Andreas Feininger - Storm clouds hover over the Brooklyn Bridge and the ghostly skyscrapers 
of Manhattan’s financial district in March (1946)

Imaginamos sempre que uma ponte assegura a continuação de um caminho que um obstáculo interrompe. Passar a ponte é retomar a normalidade quebrada. Mas a passagem de uma ponte pode ser uma prova, uma prova tormentosa. Nessa passagem alguma coisa se transforma em nós e quando se chega ao outro lado já se será outro. Não.Uma ponte não assegura uma continuidade, não é uma mera ligação que une o idêntico. Ela é um lugar de ruptura, de descontinuidade, o símbolo que nos chama à transformação, à metanoia.

segunda-feira, 12 de maio de 2014

Na cintilação da água

Joshua Benoliel - Fragatas do Tejo (1912)

Na trémula cintilação da água navegam os velhos sonhos da humanidade. Fragatas não são fragatas, mas símbolos de um desejo vindo de tão longe que não sabemos onde nasceu. Por maiores que sejam as rotas ou por mais exactas as cartas de marear, voltamos sempre aquele mistério que nos fala da queda do homem e da expulsão do velho paraíso.

segunda-feira, 21 de abril de 2014

Da elevação e da queda

Brassaï - Les Escaliers de Montmartre, Paris (1930)

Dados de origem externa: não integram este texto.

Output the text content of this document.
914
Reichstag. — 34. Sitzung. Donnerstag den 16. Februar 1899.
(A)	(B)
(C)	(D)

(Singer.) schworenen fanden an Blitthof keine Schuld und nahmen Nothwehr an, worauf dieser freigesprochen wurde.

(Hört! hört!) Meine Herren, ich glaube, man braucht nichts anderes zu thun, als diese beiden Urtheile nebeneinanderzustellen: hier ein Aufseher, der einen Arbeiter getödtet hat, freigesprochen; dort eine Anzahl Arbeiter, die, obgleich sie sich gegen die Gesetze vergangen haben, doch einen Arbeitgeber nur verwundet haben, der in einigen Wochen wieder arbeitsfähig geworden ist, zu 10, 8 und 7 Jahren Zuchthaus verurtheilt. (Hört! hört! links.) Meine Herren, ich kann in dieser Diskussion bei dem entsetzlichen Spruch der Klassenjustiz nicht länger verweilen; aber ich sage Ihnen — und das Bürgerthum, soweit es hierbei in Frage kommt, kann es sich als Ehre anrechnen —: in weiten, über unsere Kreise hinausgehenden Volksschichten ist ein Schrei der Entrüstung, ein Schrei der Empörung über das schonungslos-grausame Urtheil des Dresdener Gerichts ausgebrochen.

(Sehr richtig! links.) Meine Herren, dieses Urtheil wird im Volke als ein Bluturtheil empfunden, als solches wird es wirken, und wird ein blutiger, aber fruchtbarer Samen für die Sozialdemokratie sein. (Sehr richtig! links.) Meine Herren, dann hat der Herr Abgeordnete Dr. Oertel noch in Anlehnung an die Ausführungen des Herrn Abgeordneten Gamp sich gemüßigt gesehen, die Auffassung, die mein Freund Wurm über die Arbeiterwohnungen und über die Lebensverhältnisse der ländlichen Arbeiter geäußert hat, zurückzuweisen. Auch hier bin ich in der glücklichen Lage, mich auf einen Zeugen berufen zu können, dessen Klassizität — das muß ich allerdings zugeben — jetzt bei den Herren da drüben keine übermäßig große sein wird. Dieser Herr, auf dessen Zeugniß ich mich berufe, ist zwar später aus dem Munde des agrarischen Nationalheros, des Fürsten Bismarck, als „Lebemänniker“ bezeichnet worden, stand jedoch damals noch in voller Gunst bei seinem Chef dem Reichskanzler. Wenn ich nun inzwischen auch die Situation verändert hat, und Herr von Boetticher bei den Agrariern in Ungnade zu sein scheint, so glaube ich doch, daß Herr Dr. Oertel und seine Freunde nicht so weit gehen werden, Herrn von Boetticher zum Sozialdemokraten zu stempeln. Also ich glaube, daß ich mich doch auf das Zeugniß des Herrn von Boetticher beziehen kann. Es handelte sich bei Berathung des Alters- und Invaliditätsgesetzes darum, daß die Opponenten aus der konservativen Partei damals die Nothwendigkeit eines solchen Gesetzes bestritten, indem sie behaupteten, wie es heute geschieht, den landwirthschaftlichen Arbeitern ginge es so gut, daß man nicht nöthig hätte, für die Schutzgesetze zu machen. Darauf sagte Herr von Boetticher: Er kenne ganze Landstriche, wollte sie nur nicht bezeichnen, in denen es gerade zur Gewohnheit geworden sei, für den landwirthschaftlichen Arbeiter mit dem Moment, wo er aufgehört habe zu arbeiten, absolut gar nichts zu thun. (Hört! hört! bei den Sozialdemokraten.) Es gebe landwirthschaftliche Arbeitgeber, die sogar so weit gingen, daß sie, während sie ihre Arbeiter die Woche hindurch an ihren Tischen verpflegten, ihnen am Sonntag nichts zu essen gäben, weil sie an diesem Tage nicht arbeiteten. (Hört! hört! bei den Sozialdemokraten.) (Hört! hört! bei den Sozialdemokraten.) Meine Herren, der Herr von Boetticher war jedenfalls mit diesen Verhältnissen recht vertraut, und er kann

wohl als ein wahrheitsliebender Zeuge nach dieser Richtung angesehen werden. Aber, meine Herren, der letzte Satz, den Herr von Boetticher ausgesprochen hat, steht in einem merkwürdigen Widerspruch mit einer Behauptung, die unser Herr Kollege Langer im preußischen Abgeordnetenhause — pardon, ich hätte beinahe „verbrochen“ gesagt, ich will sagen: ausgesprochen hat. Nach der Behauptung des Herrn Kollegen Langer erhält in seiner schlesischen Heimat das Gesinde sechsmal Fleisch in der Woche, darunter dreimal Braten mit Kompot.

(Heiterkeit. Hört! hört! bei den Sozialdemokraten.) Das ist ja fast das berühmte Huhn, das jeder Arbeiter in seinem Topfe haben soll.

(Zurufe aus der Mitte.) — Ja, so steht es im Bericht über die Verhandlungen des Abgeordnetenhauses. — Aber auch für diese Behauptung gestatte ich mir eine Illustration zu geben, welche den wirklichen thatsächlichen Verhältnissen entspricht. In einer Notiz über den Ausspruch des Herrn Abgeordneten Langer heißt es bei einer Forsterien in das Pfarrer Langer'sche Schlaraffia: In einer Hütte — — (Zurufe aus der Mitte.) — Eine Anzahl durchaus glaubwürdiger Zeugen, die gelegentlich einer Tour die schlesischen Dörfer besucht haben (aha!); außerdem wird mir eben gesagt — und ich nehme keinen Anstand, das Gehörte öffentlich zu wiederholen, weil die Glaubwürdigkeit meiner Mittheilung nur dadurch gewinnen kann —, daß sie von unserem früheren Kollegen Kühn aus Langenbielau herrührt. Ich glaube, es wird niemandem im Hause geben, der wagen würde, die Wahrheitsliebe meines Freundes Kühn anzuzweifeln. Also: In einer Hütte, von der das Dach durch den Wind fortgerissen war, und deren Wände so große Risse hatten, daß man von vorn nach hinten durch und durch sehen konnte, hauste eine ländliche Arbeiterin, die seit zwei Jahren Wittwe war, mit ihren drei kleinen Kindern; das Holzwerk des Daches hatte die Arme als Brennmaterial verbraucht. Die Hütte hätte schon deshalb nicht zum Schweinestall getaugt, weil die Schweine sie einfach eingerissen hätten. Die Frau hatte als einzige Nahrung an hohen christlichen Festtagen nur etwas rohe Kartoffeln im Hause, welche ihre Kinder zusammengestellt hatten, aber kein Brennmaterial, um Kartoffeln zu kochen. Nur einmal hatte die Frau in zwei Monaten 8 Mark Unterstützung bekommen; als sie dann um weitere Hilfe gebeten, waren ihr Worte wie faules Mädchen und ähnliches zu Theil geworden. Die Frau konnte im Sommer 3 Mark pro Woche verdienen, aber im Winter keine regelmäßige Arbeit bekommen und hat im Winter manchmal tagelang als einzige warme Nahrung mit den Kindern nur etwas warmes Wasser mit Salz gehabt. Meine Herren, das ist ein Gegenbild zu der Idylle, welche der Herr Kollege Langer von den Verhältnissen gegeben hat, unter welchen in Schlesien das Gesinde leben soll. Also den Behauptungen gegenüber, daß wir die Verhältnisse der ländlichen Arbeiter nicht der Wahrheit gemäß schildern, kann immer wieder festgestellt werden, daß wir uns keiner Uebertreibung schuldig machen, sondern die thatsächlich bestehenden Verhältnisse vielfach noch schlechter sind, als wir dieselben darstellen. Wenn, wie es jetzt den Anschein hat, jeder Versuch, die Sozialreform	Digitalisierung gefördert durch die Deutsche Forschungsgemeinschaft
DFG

A escada surge, muitas vezes, como o símbolo de uma árdua subida ao que é mais elevado, mas é também um instrumento de descida. Melhor, a escada é uma forma de ocultar a própria queda. Descer tranquilamente é ainda uma forma de passar para um nível menos elevado, para um grau de compreensão da realidade menos luminoso, para um afastamento daquilo que é superior. Como todos os símbolos, a escada tem uma natureza ambígua. Mostra ao homem o esforço da elevação e esconde-lhe a tragédia da queda.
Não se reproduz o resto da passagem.